Le Naufrage du Haiphong    

3 décembre 1924

Un naufrage prévisible...

 

A Hué, il y a un petit cimetière appartenant aux Frères des Écoles Chrétiennes. Entre les tombes des professeurs qui se sont succédés au lycée Pellerin depuis 1904, se trouve un monument funéraire érigé à la mémoire de 6 frères morts en 1924 dans le naufrage du " Haiphong " …

 

Le monument funéraire du cimetière des Fréres des Ecoles Chrétienne à Hué (rue Phan Boi Chau)

La littérature coloniale abonde de récits héroïques ou, au contraire, d'angoisses vécues pendant les traversées.. Les typhons et les tempêtes le long des côtes d'Annam sont particulièrement craint… Les naufrages sont fréquents mais, la plupart du temps, il n'y a pas de français à bord, et l'on en parle pas ou peu..

Mais revenons à notre vapeur " Haiphong " ! Il a été construit en 1885 à la Ciotat et mesure 89 métres de long avec une puissance de 15 nœuds par heure (environ 28 km heure). Il servira pendant 38 ans en Indochine pour le compte des Messageries Maritimes. Devenu vétuste, rayé des listes des assureurs, il est désarmé puis vendu pour être mis à la casse…La pénurie de bateaux à cette époque en Indochine va donner d'autres idées au chinois, un certain A Bay, qui le rachete ! Celui ci l'arma à nouveau, le fit réparer sommairement et lui donna un nouveau nom (" Saigon "). 

 

Le vapeur Haiphong (source: http://www.frenchlines.com)

 

Il demanda ensuite une autorisation de navigation. Celle-ci lui est refusée formellement à 2 reprises par le bureau Véritas, représenté localement par M Karcher. L'armateur finit pourtant par obtenir une autorisation donnée par un autre service administratif…

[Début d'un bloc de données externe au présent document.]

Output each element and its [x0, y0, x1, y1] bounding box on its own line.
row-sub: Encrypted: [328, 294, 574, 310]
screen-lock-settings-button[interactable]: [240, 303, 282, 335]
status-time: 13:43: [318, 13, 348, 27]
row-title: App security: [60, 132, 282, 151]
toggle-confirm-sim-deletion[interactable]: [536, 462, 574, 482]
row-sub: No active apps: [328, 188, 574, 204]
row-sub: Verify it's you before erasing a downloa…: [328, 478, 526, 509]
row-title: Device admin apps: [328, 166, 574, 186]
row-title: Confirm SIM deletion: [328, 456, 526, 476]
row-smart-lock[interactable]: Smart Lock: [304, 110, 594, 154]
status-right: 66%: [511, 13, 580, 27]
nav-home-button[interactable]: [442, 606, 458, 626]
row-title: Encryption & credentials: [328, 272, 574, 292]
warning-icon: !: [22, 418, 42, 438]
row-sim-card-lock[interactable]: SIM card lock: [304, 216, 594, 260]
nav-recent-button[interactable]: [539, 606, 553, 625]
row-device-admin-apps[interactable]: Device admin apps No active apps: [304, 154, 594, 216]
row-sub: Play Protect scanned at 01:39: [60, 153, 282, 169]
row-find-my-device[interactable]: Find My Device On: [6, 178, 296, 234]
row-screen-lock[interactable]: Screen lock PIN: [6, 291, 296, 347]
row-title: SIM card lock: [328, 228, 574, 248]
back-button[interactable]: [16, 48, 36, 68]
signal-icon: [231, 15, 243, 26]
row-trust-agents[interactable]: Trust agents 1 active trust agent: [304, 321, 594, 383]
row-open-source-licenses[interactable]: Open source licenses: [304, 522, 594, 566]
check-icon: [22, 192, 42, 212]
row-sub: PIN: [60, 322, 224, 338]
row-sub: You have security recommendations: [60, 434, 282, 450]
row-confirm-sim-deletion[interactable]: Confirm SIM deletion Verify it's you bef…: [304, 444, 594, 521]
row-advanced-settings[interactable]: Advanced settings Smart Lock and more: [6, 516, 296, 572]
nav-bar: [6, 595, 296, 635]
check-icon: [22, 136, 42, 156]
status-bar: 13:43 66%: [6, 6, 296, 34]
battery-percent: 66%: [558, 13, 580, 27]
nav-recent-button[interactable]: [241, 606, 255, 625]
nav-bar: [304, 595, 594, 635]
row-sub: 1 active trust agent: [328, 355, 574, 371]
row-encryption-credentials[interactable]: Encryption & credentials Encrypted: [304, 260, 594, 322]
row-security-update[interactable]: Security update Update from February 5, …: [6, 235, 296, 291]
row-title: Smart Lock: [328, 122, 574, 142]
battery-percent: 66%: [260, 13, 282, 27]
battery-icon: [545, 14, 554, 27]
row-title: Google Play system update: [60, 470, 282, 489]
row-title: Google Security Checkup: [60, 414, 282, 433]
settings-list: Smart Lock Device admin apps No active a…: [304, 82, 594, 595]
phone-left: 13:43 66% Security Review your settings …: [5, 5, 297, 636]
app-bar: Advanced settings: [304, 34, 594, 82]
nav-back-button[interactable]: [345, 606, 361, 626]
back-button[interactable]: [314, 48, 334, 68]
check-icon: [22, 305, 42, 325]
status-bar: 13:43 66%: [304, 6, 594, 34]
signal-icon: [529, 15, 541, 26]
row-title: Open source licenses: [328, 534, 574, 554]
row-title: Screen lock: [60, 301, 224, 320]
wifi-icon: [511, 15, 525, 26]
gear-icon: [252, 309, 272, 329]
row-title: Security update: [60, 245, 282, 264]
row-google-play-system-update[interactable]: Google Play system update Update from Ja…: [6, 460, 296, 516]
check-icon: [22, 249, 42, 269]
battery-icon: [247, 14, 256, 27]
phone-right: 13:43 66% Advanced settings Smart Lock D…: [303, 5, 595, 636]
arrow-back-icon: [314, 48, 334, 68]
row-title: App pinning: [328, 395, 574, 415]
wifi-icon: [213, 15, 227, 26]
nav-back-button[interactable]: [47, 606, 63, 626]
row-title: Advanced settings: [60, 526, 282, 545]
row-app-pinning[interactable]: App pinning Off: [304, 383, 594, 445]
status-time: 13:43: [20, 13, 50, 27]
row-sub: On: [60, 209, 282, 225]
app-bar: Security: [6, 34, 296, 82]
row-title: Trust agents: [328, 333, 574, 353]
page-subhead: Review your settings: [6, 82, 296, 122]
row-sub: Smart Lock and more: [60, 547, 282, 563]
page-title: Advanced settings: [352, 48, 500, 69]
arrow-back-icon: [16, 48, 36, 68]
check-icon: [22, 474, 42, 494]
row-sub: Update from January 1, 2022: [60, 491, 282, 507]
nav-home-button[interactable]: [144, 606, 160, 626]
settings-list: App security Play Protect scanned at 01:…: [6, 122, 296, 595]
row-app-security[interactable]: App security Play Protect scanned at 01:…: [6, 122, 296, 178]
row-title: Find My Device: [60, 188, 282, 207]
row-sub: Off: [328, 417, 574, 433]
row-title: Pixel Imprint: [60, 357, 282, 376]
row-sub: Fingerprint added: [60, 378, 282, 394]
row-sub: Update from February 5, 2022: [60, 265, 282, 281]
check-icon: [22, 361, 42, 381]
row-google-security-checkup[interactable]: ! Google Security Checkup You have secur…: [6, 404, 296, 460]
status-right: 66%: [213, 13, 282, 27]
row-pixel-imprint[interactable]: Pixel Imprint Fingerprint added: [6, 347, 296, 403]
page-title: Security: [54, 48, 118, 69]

Avec un équipage essentiellement chinois, il quitte Saigon le 27 novembre et rallye péniblement Quinhon après 6 jours de navigation au lieu de 2 habituellement…L'état du bateau est déplorable : le gouvernail est faussé, une palette de l'hélice a été perdue (une seule hélice à bord), la cargaison arrimée à la chinoise, c'est-à-dire sans ordre, ballotte et les touques d'essence et de pétrole fuient, dégageant une odeur qui incommode les passagers ; car, pour comble d'imprudence, on a chargé sur ce mauvais rafiot dont les trous de la coque ont été bouchés avec du ciment, 170 tonnes d'essence et de pétrole !

 

Le vapeur Haiphong (source: http://www.messageries-maritimes.org)

 

Sans avoir réparé, le bateau repart le lendemain pour Tourane (actuelle Danang). On restera pour toujours sans nouvelles de sa part. Le bateau ne dispose pas de radio, et l'aviation de l'époque, pourtant équipée d'hydravions, répond ne pas être en mesure de faire des recherches en mer… Est-ce la tempête qui sévissait sur les côtes d'Annam ? Est-ce les touques d'essence ? On ne connaît pas l'origine exacte du sinistre. Le bilan est terrible : 128 annamites et chinois, 12 français dont les 6 frères des Écoles Chrétienne vont périr dans ce drame. Il n'y aura aucun survivant

 

L'article du Figaro du 4 février 1925. Il comporte quelques erreurs

 

On réclama que des services compétents soient créés dans les colonies pour inspecter les bateaux… A court terme, après le refus d'embarquer de certains équipages, on rend obligatoire la radio pour les bateaux en contrat avec l'administration qui transportent des passagers ... 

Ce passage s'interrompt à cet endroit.